The High Court of Cassation and Justice of Romania has recently stated that if contractual parties do not observe the written form of the labor agreement, individuals performing work for and under the authority of the other party may request by means of a declaratory action the recognition of the employment relationship and its effects, even in the case in which labor relations were terminated before bringing proceedings in front of the court.
The decision is highly relevant in the context of labor relations between employees and employers.
Pursuant to the Romanian Labor Code, the individual labor agreement is defined as the contract pursuant to which an individual, the employee, undertakes to perform work for and under the authority of an employer, either individual or legal person, in exchange of a remuneration, as salary. The individual labor agreement is concluded based on the parties’ consent, in written form, in the Romanian language. However, the employer is the one obliged to observe the written form of the agreement. Furthermore, the law states that the written form is mandatory for the valid conclusion of the agreement and that failure to observe the legal requirements for its valid conclusion triggers its nullity. Such nullity may be either agreed by the parties or declared by the court. In any case, the nullity produces effects only for the future and from a procedural point of view it may only be claimed during the existence of the labor agreement.
As the decision states, an individual labor agreement that has not been concluded in written form is valid if the legal existence of such an agreement has been proven following the assessment of the obligational relation. Even though such contract is null, it exists, nevertheless, given the will of the parties that have executed the specific obligations of an employment relationship (work performance and salary payment).

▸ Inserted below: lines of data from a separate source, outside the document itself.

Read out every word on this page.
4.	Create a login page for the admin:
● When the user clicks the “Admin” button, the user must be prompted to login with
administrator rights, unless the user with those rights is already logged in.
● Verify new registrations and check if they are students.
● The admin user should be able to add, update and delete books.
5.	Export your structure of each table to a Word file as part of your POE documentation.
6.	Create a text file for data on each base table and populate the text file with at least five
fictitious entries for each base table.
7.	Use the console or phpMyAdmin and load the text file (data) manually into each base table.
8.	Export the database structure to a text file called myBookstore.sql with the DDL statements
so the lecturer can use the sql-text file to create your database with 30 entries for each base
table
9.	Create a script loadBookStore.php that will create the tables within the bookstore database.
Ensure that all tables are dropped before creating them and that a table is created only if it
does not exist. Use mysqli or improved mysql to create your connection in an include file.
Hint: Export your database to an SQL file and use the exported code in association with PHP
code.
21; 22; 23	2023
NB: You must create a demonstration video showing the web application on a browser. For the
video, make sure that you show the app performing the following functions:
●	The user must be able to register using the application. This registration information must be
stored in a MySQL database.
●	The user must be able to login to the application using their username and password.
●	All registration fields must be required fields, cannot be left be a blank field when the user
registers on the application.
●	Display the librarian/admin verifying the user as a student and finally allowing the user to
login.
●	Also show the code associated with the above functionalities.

The decision states also that, despite the legal obligation of the employer to conclude the agreement in written form, it should nevertheless be considered that the law does not provide any legal mechanism for the recognition and enforcement of the employment status for the period related to the performed activity in the absence of legal forms.
It has been established that, in the absence for the employee of the right to a legal action for the obligation of the employer to conclude the agreement in written form, as a retroactive measure, the employee is only entitled to file a declaratory action. By the decision issued within such declaratory action, the court is not entitled to conclude the labor agreement for the parties, but only verifies the existence of the contractual elements pursuant to the parties understanding and, only to the extent to which such elements exist, the court issues a decision ascertaining the effects of a null agreement. In other words, a labor agreement concluded verbally shall only be null for the future, but valid for the past as regards its legal effects.
Given the limits of the proceedings brought before the High Court of Cassation and Justice in the case at hand, the decision does not however state in respect of the nature and extent of the effects of a labor agreement concluded otherwise than in written form, namely the effects in respect of the salary, seniority or payment of mandatory contributions.
As regards the applicability of the legal provisions pursuant to which the nullity of a labor agreement may only be claimed during the existence of said contract, the decision determines that the court cannot be impeded to assess upon the effects of a labor agreement. A contrary interpretation would be burdensome for employees who depend exclusively on the time the claim is filed with the court.
The decision rendered by the High Court of Cassation and Justice is salutary given the absence of constant case law in this respect. On the contrary, so far most of the existing case law has established that declaratory actions in the matter hereof are inadmissible or that the conclusion of labor agreements otherwise than in written form is not allowed, individuals having thus no other available legal actions to ascertain the existence of an employment relationship.